Nella sua battaglia, Renzi può contare sul pieno appoggio della Francia e di quello del vicecancelliere tedesco, l’Spd Sigmar Gabriel. Ma è con la Merkel che occorre fare i conti. La quale, pur avendo aperto al concetto di flessibilità, appare restia ad andare oltre. Anche per non prestare il fianco alle critiche che già così le sono arrivate da industriali e politici tedeschi.
Un clima ben rappresentato dal titolo dell’articolo pubblicato oggi dal settimanale ‘Die Zeit’, secondo il quale in Europa è scattata “l’ora dei ricattatori” perché Francia e Italia stanno mettendo la cancelliera “sotto pressione” con l’obiettivo di poter fare più debiti. Ma anche sul fronte delle nomine la partita non è affatto semplice.
Oltre alla candidatura Juncker – che appare comunque ‘blindata’ dal patto stretto tra Ppe e Pse in base al quale Martin Schulz presiederà il Pe – ci sono altre caselle molto importanti da riempire. A cominciare da quella del presidente permanente del Consiglio Europeo. Un fronte sul quale incide negativamente la posizione di ‘guasta feste’ assunta dal premier inglese David Cameron, fermamente deciso a dire ‘no’ all’ex premier lussemburghese perchè ritiene che “non rappresenti il cambiamento”, bensì un errore che l’Europa sta commettendo.
L’opposizione di Cameron a Juncker potrà probabilmente essere superata domani solo con un voto a maggioranza. Ma intanto sembra aver fatto cadere l’ipotesi di candidare al Consiglio la premier danese Helle Thorning-Schmidt, una socialdemocratica liberista gradita al premier inglese, che ha però fatto sapere di non essere interessato a questo genere di ‘compensazioni’.

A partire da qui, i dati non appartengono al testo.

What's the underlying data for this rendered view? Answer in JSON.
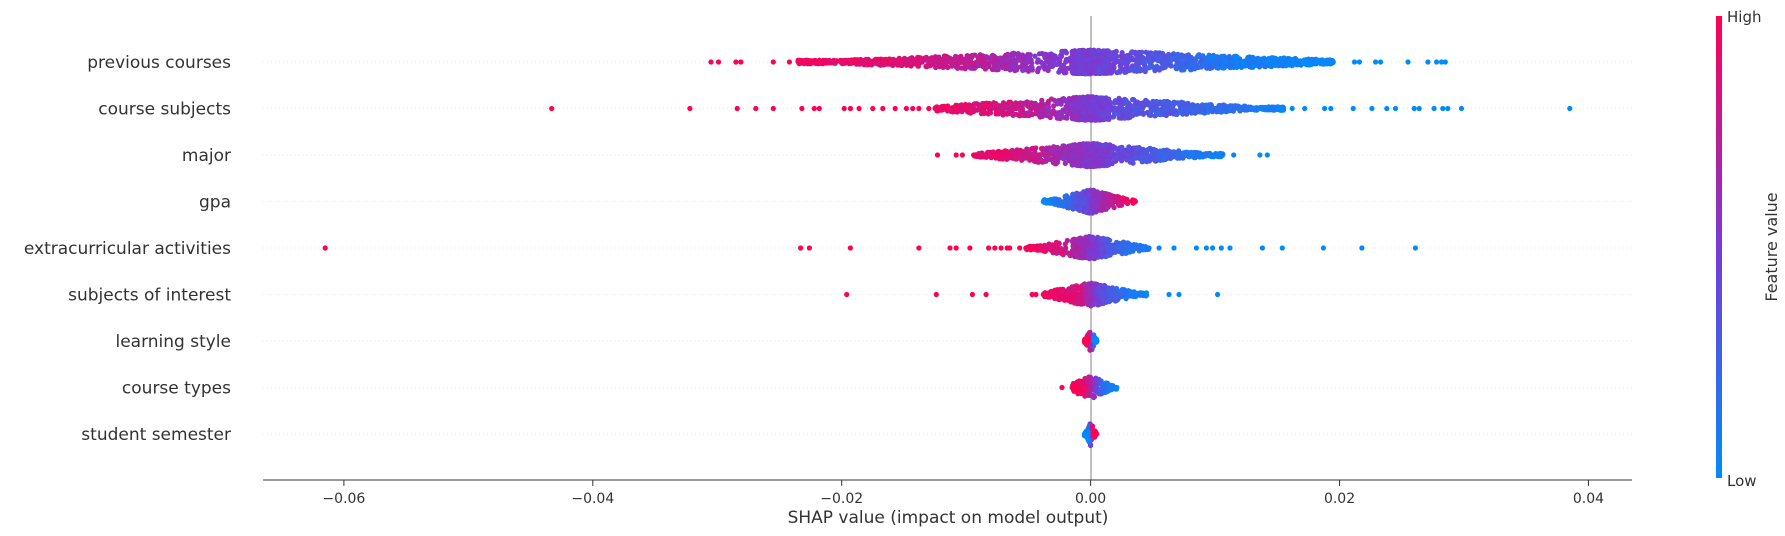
{
  "chart_data": {
    "type": "scatter",
    "subtype": "beeswarm",
    "xlabel": "SHAP value (impact on model output)",
    "xlim": [
      -0.0665,
      0.0435
    ],
    "xticks": [
      -0.06,
      -0.04,
      -0.02,
      0.0,
      0.02,
      0.04
    ],
    "xtick_labels": [
      "−0.06",
      "−0.04",
      "−0.02",
      "0.00",
      "0.02",
      "0.04"
    ],
    "grid": false,
    "colorbar": {
      "label": "Feature value",
      "high_label": "High",
      "low_label": "Low",
      "low_color": "#008bfb",
      "mid_color": "#7a3ad4",
      "high_color": "#ff0052"
    },
    "features": [
      {
        "name": "previous courses",
        "points": [
          [
            -0.0305,
            1
          ],
          [
            -0.0299,
            1
          ],
          [
            -0.0285,
            1
          ],
          [
            -0.0281,
            1
          ],
          [
            -0.0255,
            1
          ],
          [
            -0.0242,
            1
          ],
          [
            -0.0235,
            0.95
          ],
          [
            -0.022,
            0.95
          ],
          [
            -0.02,
            0.92
          ],
          [
            -0.018,
            0.9
          ],
          [
            -0.016,
            0.88
          ],
          [
            -0.014,
            0.85
          ],
          [
            -0.012,
            0.8
          ],
          [
            -0.01,
            0.75
          ],
          [
            -0.008,
            0.7
          ],
          [
            -0.006,
            0.62
          ],
          [
            -0.004,
            0.55
          ],
          [
            -0.002,
            0.5
          ],
          [
            0.002,
            0.45
          ],
          [
            0.004,
            0.35
          ],
          [
            0.006,
            0.3
          ],
          [
            0.008,
            0.22
          ],
          [
            0.01,
            0.15
          ],
          [
            0.012,
            0.1
          ],
          [
            0.014,
            0.08
          ],
          [
            0.016,
            0.05
          ],
          [
            0.018,
            0.03
          ],
          [
            0.0195,
            0.02
          ],
          [
            0.0212,
            0
          ],
          [
            0.0216,
            0
          ],
          [
            0.0229,
            0
          ],
          [
            0.0233,
            0
          ],
          [
            0.0255,
            0
          ],
          [
            0.0271,
            0
          ],
          [
            0.0278,
            0
          ],
          [
            0.0282,
            0
          ],
          [
            0.0285,
            0
          ]
        ],
        "range": [
          -0.0235,
          0.0195
        ]
      },
      {
        "name": "course subjects",
        "points": [
          [
            -0.0433,
            1
          ],
          [
            -0.0322,
            1
          ],
          [
            -0.0284,
            1
          ],
          [
            -0.0269,
            1
          ],
          [
            -0.0255,
            1
          ],
          [
            -0.0232,
            1
          ],
          [
            -0.0222,
            1
          ],
          [
            -0.0218,
            1
          ],
          [
            -0.0198,
            1
          ],
          [
            -0.0193,
            1
          ],
          [
            -0.0186,
            1
          ],
          [
            -0.0175,
            1
          ],
          [
            -0.0167,
            1
          ],
          [
            -0.0157,
            1
          ],
          [
            -0.0148,
            1
          ],
          [
            -0.0143,
            1
          ],
          [
            -0.0138,
            1
          ],
          [
            -0.013,
            1
          ],
          [
            -0.0125,
            0.95
          ],
          [
            -0.01,
            0.9
          ],
          [
            -0.008,
            0.85
          ],
          [
            -0.006,
            0.8
          ],
          [
            -0.004,
            0.7
          ],
          [
            -0.002,
            0.6
          ],
          [
            0.002,
            0.4
          ],
          [
            0.004,
            0.35
          ],
          [
            0.006,
            0.3
          ],
          [
            0.008,
            0.25
          ],
          [
            0.01,
            0.2
          ],
          [
            0.012,
            0.15
          ],
          [
            0.013,
            0.12
          ],
          [
            0.014,
            0.08
          ],
          [
            0.0155,
            0.05
          ],
          [
            0.0162,
            0
          ],
          [
            0.0172,
            0
          ],
          [
            0.0188,
            0
          ],
          [
            0.0193,
            0
          ],
          [
            0.0211,
            0
          ],
          [
            0.0226,
            0
          ],
          [
            0.0238,
            0
          ],
          [
            0.0245,
            0
          ],
          [
            0.026,
            0
          ],
          [
            0.0264,
            0
          ],
          [
            0.0276,
            0
          ],
          [
            0.0283,
            0
          ],
          [
            0.0287,
            0
          ],
          [
            0.0298,
            0
          ],
          [
            0.0385,
            0
          ]
        ],
        "range": [
          -0.0125,
          0.0155
        ]
      },
      {
        "name": "major",
        "points": [
          [
            -0.0123,
            1
          ],
          [
            -0.0108,
            1
          ],
          [
            -0.0103,
            1
          ],
          [
            -0.0094,
            0.95
          ],
          [
            -0.008,
            0.9
          ],
          [
            -0.006,
            0.85
          ],
          [
            -0.004,
            0.75
          ],
          [
            -0.002,
            0.6
          ],
          [
            0.001,
            0.5
          ],
          [
            0.003,
            0.4
          ],
          [
            0.005,
            0.3
          ],
          [
            0.007,
            0.2
          ],
          [
            0.009,
            0.12
          ],
          [
            0.01,
            0.08
          ],
          [
            0.0115,
            0.03
          ],
          [
            0.0136,
            0
          ],
          [
            0.0142,
            0
          ]
        ],
        "range": [
          -0.0094,
          0.0108
        ]
      },
      {
        "name": "gpa",
        "points": [
          [
            -0.0038,
            0
          ],
          [
            -0.003,
            0.1
          ],
          [
            -0.002,
            0.2
          ],
          [
            -0.001,
            0.35
          ],
          [
            0.0,
            0.5
          ],
          [
            0.001,
            0.65
          ],
          [
            0.002,
            0.8
          ],
          [
            0.003,
            0.92
          ],
          [
            0.0036,
            1
          ]
        ],
        "range": [
          -0.0038,
          0.0036
        ]
      },
      {
        "name": "extracurricular activities",
        "points": [
          [
            -0.0615,
            1
          ],
          [
            -0.0233,
            1
          ],
          [
            -0.0226,
            1
          ],
          [
            -0.0193,
            1
          ],
          [
            -0.0138,
            1
          ],
          [
            -0.0113,
            1
          ],
          [
            -0.0108,
            1
          ],
          [
            -0.0097,
            1
          ],
          [
            -0.0082,
            1
          ],
          [
            -0.0077,
            1
          ],
          [
            -0.0072,
            1
          ],
          [
            -0.0067,
            1
          ],
          [
            -0.0065,
            1
          ],
          [
            -0.0057,
            1
          ],
          [
            -0.0052,
            0.95
          ],
          [
            -0.004,
            0.9
          ],
          [
            -0.002,
            0.8
          ],
          [
            0.001,
            0.4
          ],
          [
            0.002,
            0.25
          ],
          [
            0.0035,
            0.15
          ],
          [
            0.0047,
            0.1
          ],
          [
            0.0055,
            0.05
          ],
          [
            0.0067,
            0
          ],
          [
            0.0085,
            0
          ],
          [
            0.0093,
            0
          ],
          [
            0.0098,
            0
          ],
          [
            0.0105,
            0
          ],
          [
            0.0112,
            0
          ],
          [
            0.0138,
            0
          ],
          [
            0.0154,
            0
          ],
          [
            0.0187,
            0
          ],
          [
            0.0218,
            0
          ],
          [
            0.0261,
            0
          ]
        ],
        "range": [
          -0.0052,
          0.0047
        ]
      },
      {
        "name": "subjects of interest",
        "points": [
          [
            -0.0196,
            1
          ],
          [
            -0.0124,
            1
          ],
          [
            -0.0095,
            1
          ],
          [
            -0.0084,
            1
          ],
          [
            -0.0047,
            1
          ],
          [
            -0.0044,
            1
          ],
          [
            -0.0038,
            0.95
          ],
          [
            -0.002,
            0.9
          ],
          [
            -0.001,
            0.85
          ],
          [
            0.001,
            0.35
          ],
          [
            0.002,
            0.25
          ],
          [
            0.003,
            0.15
          ],
          [
            0.0045,
            0.05
          ],
          [
            0.0063,
            0
          ],
          [
            0.0071,
            0
          ],
          [
            0.0102,
            0
          ]
        ],
        "range": [
          -0.0038,
          0.0045
        ]
      },
      {
        "name": "learning style",
        "points": [
          [
            -0.0005,
            1
          ],
          [
            -0.0002,
            1
          ],
          [
            0.0003,
            0
          ],
          [
            0.0005,
            0
          ]
        ],
        "range": [
          -0.0005,
          0.0005
        ]
      },
      {
        "name": "course types",
        "points": [
          [
            -0.0023,
            1
          ],
          [
            -0.0012,
            1
          ],
          [
            -0.0005,
            0.9
          ],
          [
            0.0,
            0.7
          ],
          [
            0.0005,
            0.4
          ],
          [
            0.001,
            0.2
          ],
          [
            0.0015,
            0.1
          ],
          [
            0.0021,
            0
          ]
        ],
        "range": [
          -0.0012,
          0.0021
        ]
      },
      {
        "name": "student semester",
        "points": [
          [
            -0.0005,
            0
          ],
          [
            -0.0002,
            0
          ],
          [
            0.0002,
            1
          ],
          [
            0.0005,
            1
          ]
        ],
        "range": [
          -0.0005,
          0.0005
        ]
      }
    ]
  }
}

E mentre i leader socialisti insistono per arrivare entro domani a definire, almeno politicamente, tutto il pacchetto nomine (presidenti di Commissione, Consiglio, Eurogruppo e Mr Pesc), il premier irlandese Enda Kenny ha dato corpo alle voci della vigilia dichiarando di ritenere che “ci sarà un nuovo Consiglio europeo il 17 luglio”, dopo che il Parlamento Ue avrà votato il successore di Barroso, per decidere le altre nomine.